Wet nadere regelen omtrent nationaliteit en ingezetenschap 1951
Artikel 3
Geldend
Geldend vanaf 29-12-1951. Let op: treedt met terugwerkende kracht in werking vanaf 22-12-1949
- Bronpublicatie:
21-12-1951, Stb. 1951, 593 (uitgifte: 29-12-1951, kamerstukken: 2027 )
- Inwerkingtreding
29-12-1951, terugwerkend tot: 22-12-1949
- Bronpublicatie inwerkingtreding:
21-12-1951, Stb. 1951, 593 (uitgifte: 29-12-1951, kamerstukken: 2027 )
- Afhankelijke geldigheid
Werkt terug tot het tijdstip van souvereiniteitsoverdracht ingevolge de Wet Souvereiniteitsoverdracht Indonesië (21-12-1949, Stb. J 570).

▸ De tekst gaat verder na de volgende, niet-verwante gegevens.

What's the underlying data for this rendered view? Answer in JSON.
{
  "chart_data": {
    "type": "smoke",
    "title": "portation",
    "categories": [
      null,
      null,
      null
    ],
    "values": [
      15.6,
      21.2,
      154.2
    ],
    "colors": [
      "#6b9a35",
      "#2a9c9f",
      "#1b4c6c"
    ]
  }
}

- Overige regelgevende instantie(s)
Ministerie van Binnenlandse Zaken
Ministerie van Uniezaken en Overzeese Rijksdelen
Ministerie van Buitenlandse Zaken
- Vakgebied(en)
Staatsrecht / Nationaliteitsrecht
De toepasselijkheid van de wet van 10 Februari 1910 (Staatsblad No. 55), houdende regeling van het Nederlands onderdaanschap van niet-Nederlanders, laatstelijk gewijzigd bij de wet van 21 December 1936 (Staatsblad No. 912), wordt beperkt tot de inwoners van Nieuw-Guinea.